Auch im Film »Schachmatt« wird von Aufsteigen und Absteigen, von Königen und Bauern im Gefängnisalltag erzählt. Die Wahrscheinlichkeit, nach der Entlassung wieder im Gefängnis zu landen ist hoch. Bei jungen Männern und den Straftaten Raub und Erpressung liegt die Rückfallquote am höchsten, über 70 Prozent.
»Ich bin zum dritten Mal hier«, sagt einer. Es sei schwer, draußen nicht wieder straffällig zu werden.
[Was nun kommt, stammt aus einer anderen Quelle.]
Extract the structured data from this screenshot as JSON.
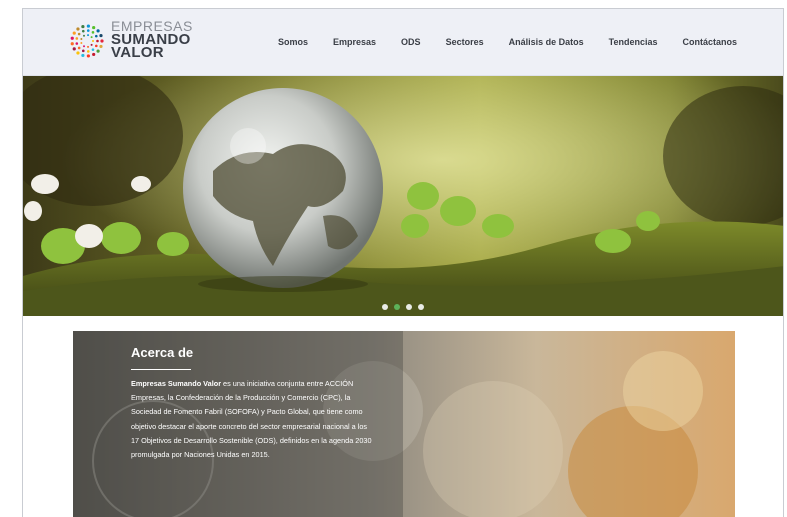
{
  "brand": {
    "line1": "EMPRESAS",
    "line2": "SUMANDO",
    "line3": "VALOR"
  },
  "nav": {
    "items": [
      "Somos",
      "Empresas",
      "ODS",
      "Sectores",
      "Análisis de Datos",
      "Tendencias",
      "Contáctanos"
    ]
  },
  "hero": {
    "slides": 4,
    "active_slide": 2
  },
  "about": {
    "title": "Acerca de",
    "lead": "Empresas Sumando Valor",
    "body": " es una iniciativa conjunta entre ACCIÓN Empresas, la Confederación de la Producción y Comercio (CPC), la Sociedad de Fomento Fabril (SOFOFA) y Pacto Global, que tiene como objetivo destacar el aporte concreto del sector empresarial nacional a los 17 Objetivos de Desarrollo Sostenible (ODS), definidos en la agenda 2030 promulgada por Naciones Unidas en 2015."
  },
  "colors": {
    "header_bg": "#eef0f6",
    "active_dot": "#5db25a"
  }
}
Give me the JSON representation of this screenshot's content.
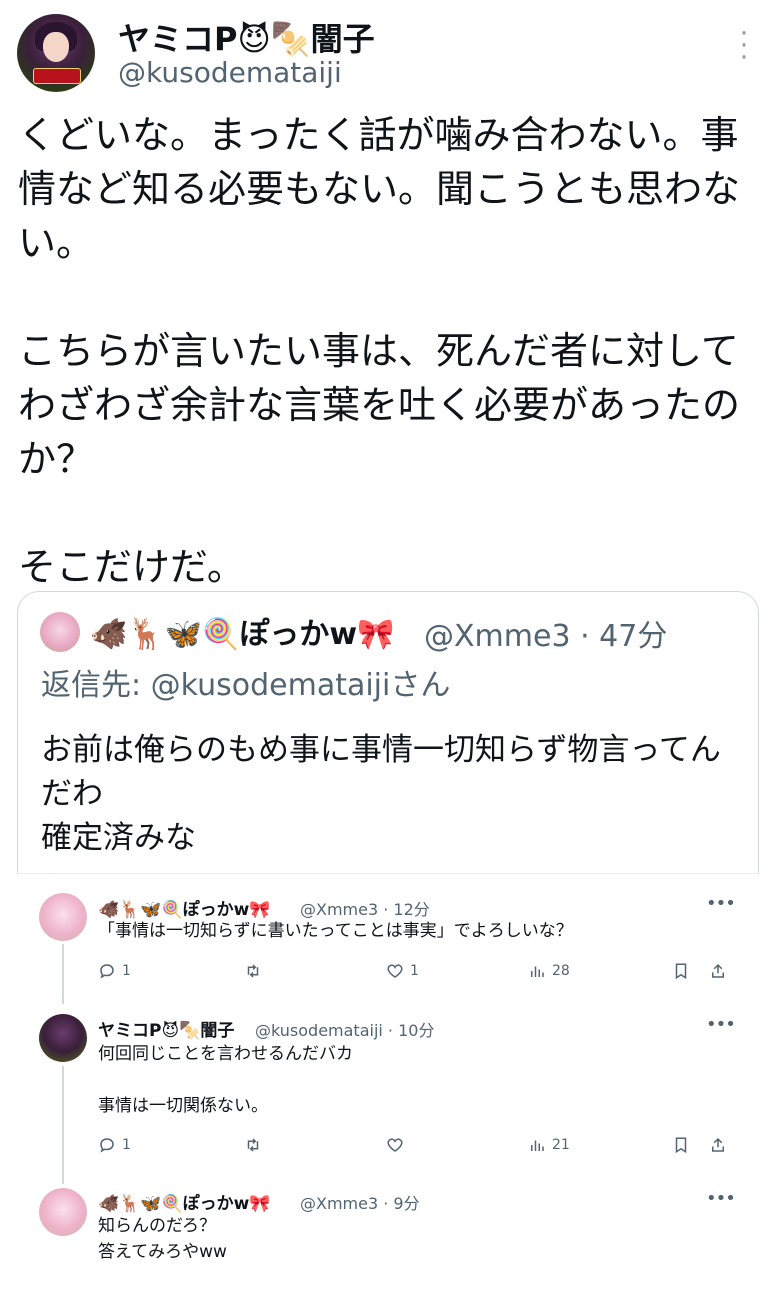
{
  "tweet": {
    "display_name": "ヤミコP😈🍢闇子",
    "handle": "@kusodemataiji",
    "body": "くどいな。まったく話が噛み合わない。事情など知る必要もない。聞こうとも思わない。\n\nこちらが言いたい事は、死んだ者に対してわざわざ余計な言葉を吐く必要があったのか？\n\nそこだけだ。"
  },
  "quote": {
    "display_name": "🐗🦌🦋🍭ぽっかw🎀",
    "handle_time": "@Xmme3 · 47分",
    "reply_to": "返信先: @kusodemataijiさん",
    "body": "お前は俺らのもめ事に事情一切知らず物言ってんだわ\n確定済みな"
  },
  "replies": [
    {
      "display_name": "🐗🦌🦋🍭ぽっかw🎀",
      "meta": "@Xmme3 · 12分",
      "text": "「事情は一切知らずに書いたってことは事実」でよろしいな？",
      "reply_count": "1",
      "retweet_count": "",
      "like_count": "1",
      "view_count": "28"
    },
    {
      "display_name": "ヤミコP😈🍢闇子",
      "meta": "@kusodemataiji · 10分",
      "text": "何回同じことを言わせるんだバカ\n\n事情は一切関係ない。",
      "reply_count": "1",
      "retweet_count": "",
      "like_count": "",
      "view_count": "21"
    },
    {
      "display_name": "🐗🦌🦋🍭ぽっかw🎀",
      "meta": "@Xmme3 · 9分",
      "text": "知らんのだろ？\n答えてみろやww"
    }
  ],
  "icons": {
    "more": "more-icon",
    "reply": "reply-icon",
    "retweet": "retweet-icon",
    "like": "heart-icon",
    "views": "views-icon",
    "bookmark": "bookmark-icon",
    "share": "share-icon"
  },
  "colors": {
    "text": "#0f1419",
    "secondary": "#536471",
    "border": "#cfd9de"
  }
}
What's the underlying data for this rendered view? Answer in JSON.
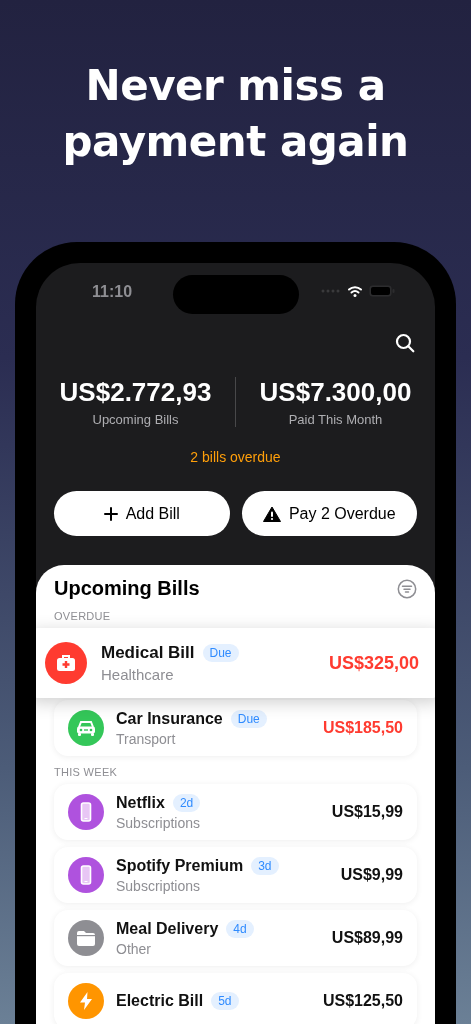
{
  "headline": "Never miss a payment again",
  "status_bar": {
    "time": "11:10"
  },
  "summary": [
    {
      "amount": "US$2.772,93",
      "label": "Upcoming Bills"
    },
    {
      "amount": "US$7.300,00",
      "label": "Paid This Month"
    }
  ],
  "overdue_notice": "2 bills overdue",
  "actions": [
    {
      "label": "Add Bill",
      "kind": "add"
    },
    {
      "label": "Pay 2 Overdue",
      "kind": "warning"
    }
  ],
  "bills_panel": {
    "title": "Upcoming Bills",
    "sections": [
      {
        "heading": "OVERDUE",
        "bills": [
          {
            "name": "Medical Bill",
            "badge": "Due",
            "category": "Healthcare",
            "amount": "US$325,00",
            "overdue": true,
            "lifted": true,
            "kind": "medical",
            "color": "#ff3b30"
          },
          {
            "name": "Car Insurance",
            "badge": "Due",
            "category": "Transport",
            "amount": "US$185,50",
            "overdue": true,
            "lifted": false,
            "kind": "car",
            "color": "#34c759"
          }
        ]
      },
      {
        "heading": "THIS WEEK",
        "bills": [
          {
            "name": "Netflix",
            "badge": "2d",
            "category": "Subscriptions",
            "amount": "US$15,99",
            "overdue": false,
            "lifted": false,
            "kind": "phone",
            "color": "#af52de"
          },
          {
            "name": "Spotify Premium",
            "badge": "3d",
            "category": "Subscriptions",
            "amount": "US$9,99",
            "overdue": false,
            "lifted": false,
            "kind": "phone",
            "color": "#af52de"
          },
          {
            "name": "Meal Delivery",
            "badge": "4d",
            "category": "Other",
            "amount": "US$89,99",
            "overdue": false,
            "lifted": false,
            "kind": "folder",
            "color": "#8e8e93"
          },
          {
            "name": "Electric Bill",
            "badge": "5d",
            "amount": "US$125,50",
            "overdue": false,
            "lifted": false,
            "kind": "bolt",
            "color": "#ff9500"
          }
        ]
      }
    ]
  }
}
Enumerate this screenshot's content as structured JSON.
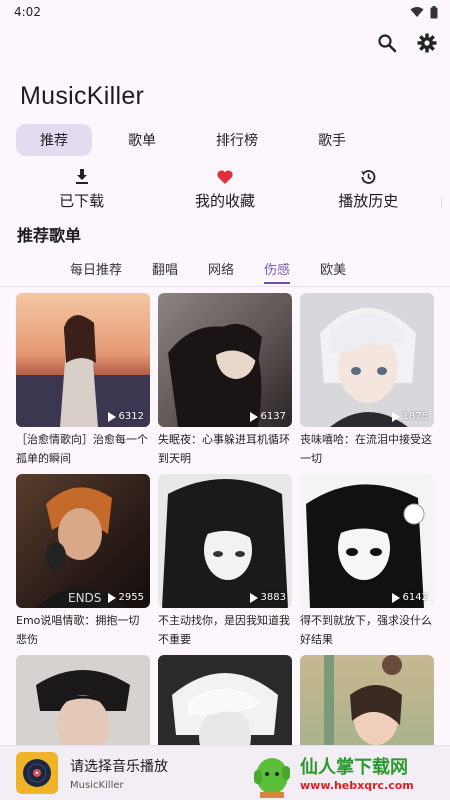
{
  "status": {
    "time": "4:02"
  },
  "app": {
    "title": "MusicKiller"
  },
  "tabs": [
    {
      "label": "推荐",
      "active": true
    },
    {
      "label": "歌单",
      "active": false
    },
    {
      "label": "排行榜",
      "active": false
    },
    {
      "label": "歌手",
      "active": false
    }
  ],
  "quick": [
    {
      "label": "已下载",
      "icon": "download-icon"
    },
    {
      "label": "我的收藏",
      "icon": "heart-icon"
    },
    {
      "label": "播放历史",
      "icon": "history-icon"
    }
  ],
  "section": {
    "title": "推荐歌单"
  },
  "categories": [
    {
      "label": "每日推荐",
      "active": false
    },
    {
      "label": "翻唱",
      "active": false
    },
    {
      "label": "网络",
      "active": false
    },
    {
      "label": "伤感",
      "active": true
    },
    {
      "label": "欧美",
      "active": false
    }
  ],
  "playlists": [
    {
      "title": "［治愈情歌向］治愈每一个孤单的瞬间",
      "plays": "6312",
      "color": "#d9826a"
    },
    {
      "title": "失眠夜：心事躲进耳机循环到天明",
      "plays": "6137",
      "color": "#6b6060"
    },
    {
      "title": "丧味嘻哈：在流泪中接受这一切",
      "plays": "1875",
      "color": "#b8b8bc"
    },
    {
      "title": "Emo说唱情歌：拥抱一切悲伤",
      "plays": "2955",
      "color": "#3a3030"
    },
    {
      "title": "不主动找你，是因我知道我不重要",
      "plays": "3883",
      "color": "#8a8a8a"
    },
    {
      "title": "得不到就放下，强求没什么好结果",
      "plays": "6142",
      "color": "#2c2c2c"
    },
    {
      "title": "",
      "plays": "",
      "color": "#4a4040"
    },
    {
      "title": "",
      "plays": "",
      "color": "#9a9a9a"
    },
    {
      "title": "",
      "plays": "",
      "color": "#c8b89a"
    }
  ],
  "player": {
    "title": "请选择音乐播放",
    "subtitle": "MusicKiller"
  },
  "watermark": {
    "name": "仙人掌下载网",
    "url": "www.hebxqrc.com"
  },
  "colors": {
    "accent": "#6b52a8",
    "heart": "#e0313a",
    "tab_active_bg": "#e3dbf0"
  }
}
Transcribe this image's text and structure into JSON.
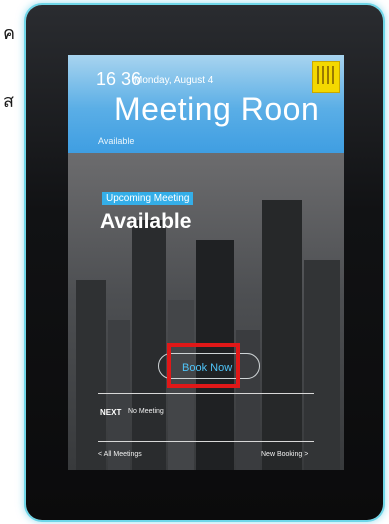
{
  "side_text": {
    "line1": "ค",
    "line2": "ส"
  },
  "header": {
    "time": "16 36",
    "date": "Monday, August 4",
    "room_title": "Meeting Roon",
    "status": "Available"
  },
  "main": {
    "upcoming_label": "Upcoming Meeting",
    "status": "Available",
    "book_button": "Book Now"
  },
  "next": {
    "label": "NEXT",
    "value": "No Meeting"
  },
  "footer": {
    "all_meetings": "< All Meetings",
    "new_booking": "New Booking >"
  },
  "colors": {
    "header_gradient_top": "#a8d4ef",
    "header_gradient_bottom": "#3f9ee2",
    "badge": "#34aee8",
    "book_label": "#4fc3f7",
    "highlight_box": "#e01818",
    "calendar_icon": "#f4d800",
    "frame_glow": "#6fd6e8"
  },
  "icons": {
    "calendar": "calendar-icon"
  }
}
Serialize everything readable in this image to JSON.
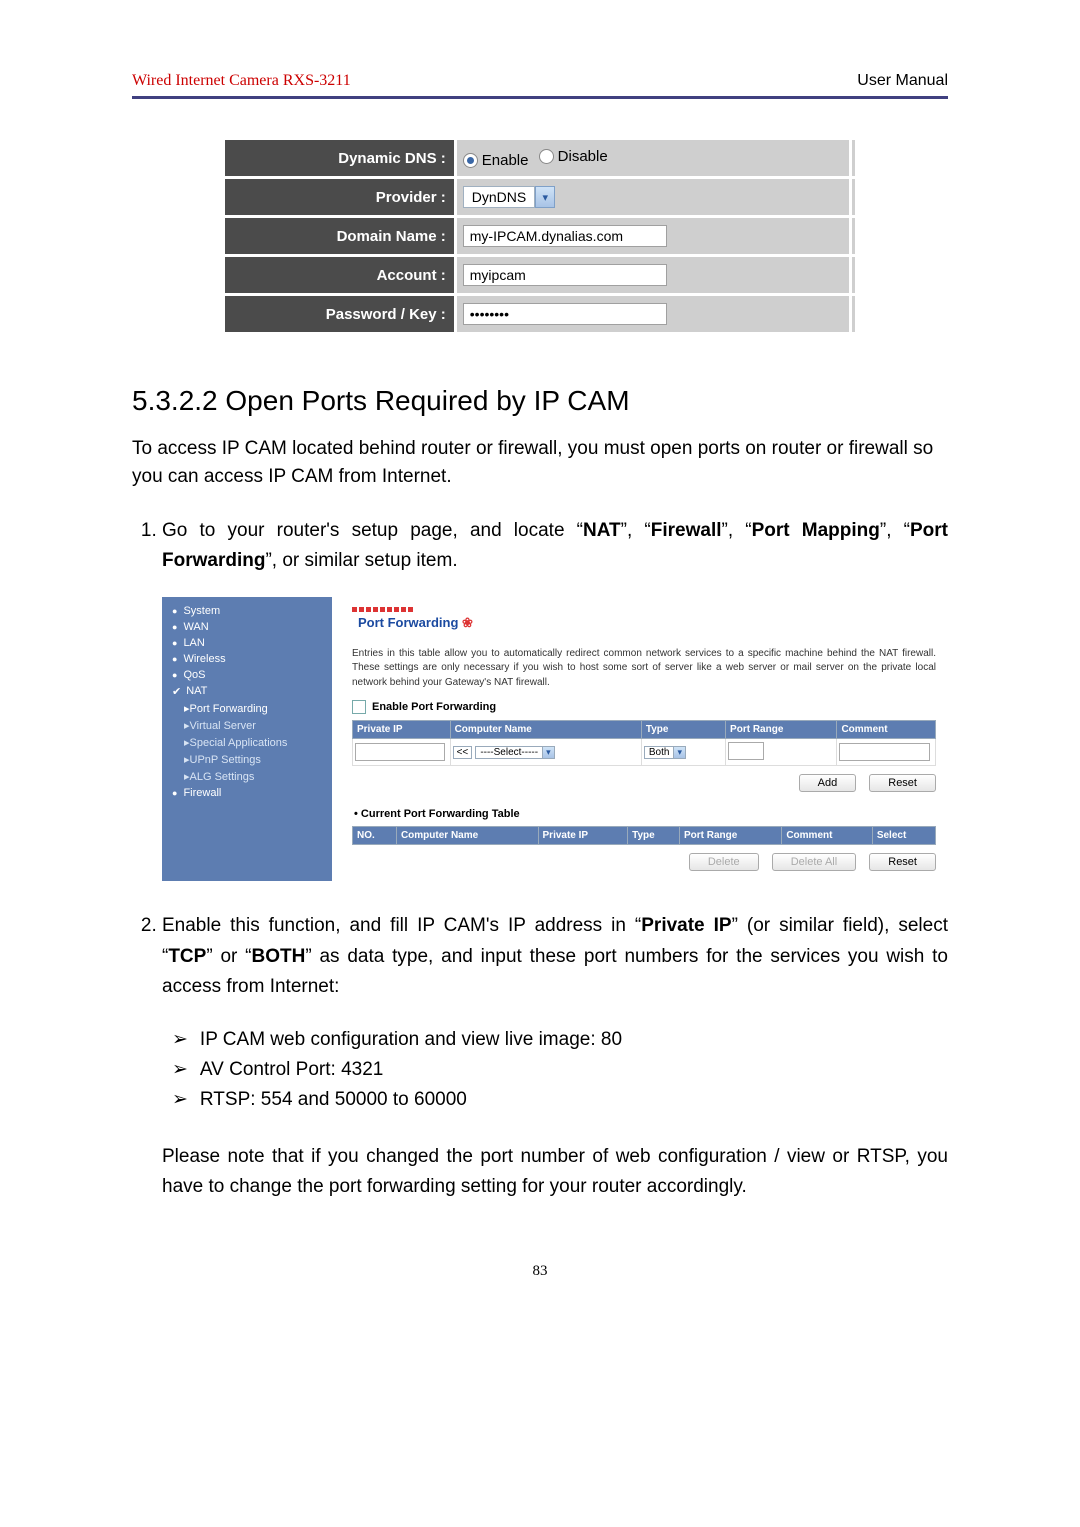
{
  "header": {
    "product_left": "Wired Internet Camera",
    "product_model": "RXS-3211",
    "right": "User Manual"
  },
  "ddns": {
    "labels": {
      "dns": "Dynamic DNS :",
      "provider": "Provider :",
      "domain": "Domain Name :",
      "account": "Account :",
      "password": "Password / Key :"
    },
    "values": {
      "enable": "Enable",
      "disable": "Disable",
      "provider": "DynDNS",
      "domain": "my-IPCAM.dynalias.com",
      "account": "myipcam",
      "password": "••••••••"
    }
  },
  "section_heading": "5.3.2.2 Open Ports Required by IP CAM",
  "intro": "To access IP CAM located behind router or firewall, you must open ports on router or firewall so you can access IP CAM from Internet.",
  "step1": {
    "prefix": "Go to your router's setup page, and locate “",
    "nat": "NAT",
    "mid1": "”, “",
    "fw": "Firewall",
    "mid2": "”, “",
    "pm": "Port Mapping",
    "mid3": "”, “",
    "pf": "Port Forwarding",
    "suffix": "”, or similar setup item."
  },
  "router": {
    "nav": [
      "System",
      "WAN",
      "LAN",
      "Wireless",
      "QoS"
    ],
    "nat": "NAT",
    "subnav": [
      "Port Forwarding",
      "Virtual Server",
      "Special Applications",
      "UPnP Settings",
      "ALG Settings"
    ],
    "firewall": "Firewall",
    "title": "Port Forwarding",
    "desc": "Entries in this table allow you to automatically redirect common network services to a specific machine behind the NAT firewall. These settings are only necessary if you wish to host some sort of server like a web server or mail server on the private local network behind your Gateway's NAT firewall.",
    "enable_lbl": "Enable Port Forwarding",
    "cols1": [
      "Private IP",
      "Computer Name",
      "Type",
      "Port Range",
      "Comment"
    ],
    "row": {
      "compsel": "----Select-----",
      "typesel": "Both"
    },
    "btn_add": "Add",
    "btn_reset": "Reset",
    "table2_title": "Current Port Forwarding Table",
    "cols2": [
      "NO.",
      "Computer Name",
      "Private IP",
      "Type",
      "Port Range",
      "Comment",
      "Select"
    ],
    "btn_del": "Delete",
    "btn_delall": "Delete All"
  },
  "step2": {
    "prefix": "Enable this function, and fill IP CAM's IP address in “",
    "pip": "Private IP",
    "mid1": "” (or similar field), select “",
    "tcp": "TCP",
    "mid2": "” or “",
    "both": "BOTH",
    "suffix": "” as data type, and input these port numbers for the services you wish to access from Internet:"
  },
  "ports": [
    "IP CAM web configuration and view live image: 80",
    "AV Control Port: 4321",
    "RTSP: 554 and 50000 to 60000"
  ],
  "note": "Please note that if you changed the port number of web configuration / view or RTSP, you have to change the port forwarding setting for your router accordingly.",
  "page_number": "83"
}
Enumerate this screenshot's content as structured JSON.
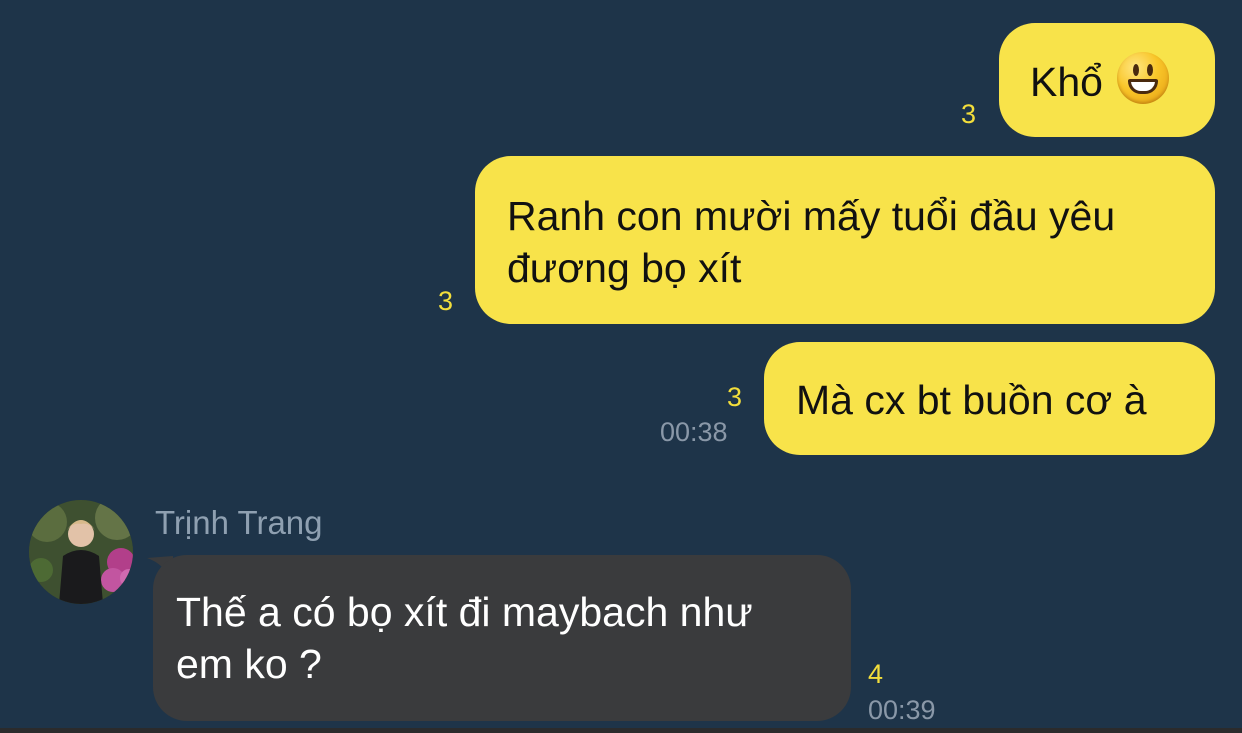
{
  "messages": [
    {
      "text": "Khổ",
      "emoji": "grinning-face-emoji",
      "read_count": "3"
    },
    {
      "line1": "Ranh con mười mấy tuổi đầu yêu",
      "line2": "đương bọ xít",
      "read_count": "3"
    },
    {
      "text": "Mà cx bt buồn cơ à",
      "read_count": "3",
      "time": "00:38"
    },
    {
      "sender": "Trịnh Trang",
      "line1": "Thế a có bọ xít đi maybach như",
      "line2": "em ko ?",
      "read_count": "4",
      "time": "00:39"
    }
  ],
  "colors": {
    "background": "#1e3449",
    "mine_bubble": "#f8e34a",
    "their_bubble": "#3a3b3d",
    "read_count": "#f3de3b",
    "timestamp": "#8a98a8",
    "sender_name": "#8fa0b1"
  }
}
Meist komme man krimineller aus dem Knast raus, als man reingekommen ist. »Hier lernt man Leute kennen, mit denen man ein bombensicheres nächstes Ding plant«, erzählt einer, den das »bombensichere Ding« wieder zurück in den Knast gebracht hat. »Aber immerhin hat man hier ein Dach über den Kopf und was zu essen.«
Längst geht es nicht mehr um Filme, sondern um das Leben im Gefängnis. »Gibt es hier Rassismus«, will eine Dame aus dem Publikum wissen. Ein Schwarzer antwortet: »Ich bin hier der einzige, der rassistisch ist.« Seine deutschen Kumpels lachen.
Die Aufmerksamkeit und der Applaus für ihre Filme hat den jungen Männern sichtlich ungewohnte Freude gebracht. Auch die Gäste lachen mit, unterhalten sich, fragen nach. Kleine Gruppen stehen zusammen und rauchen. Gegen acht Uhr müssen die Inhaftierte wieder in ihre Häuser. Auch das Popcorn ist alle.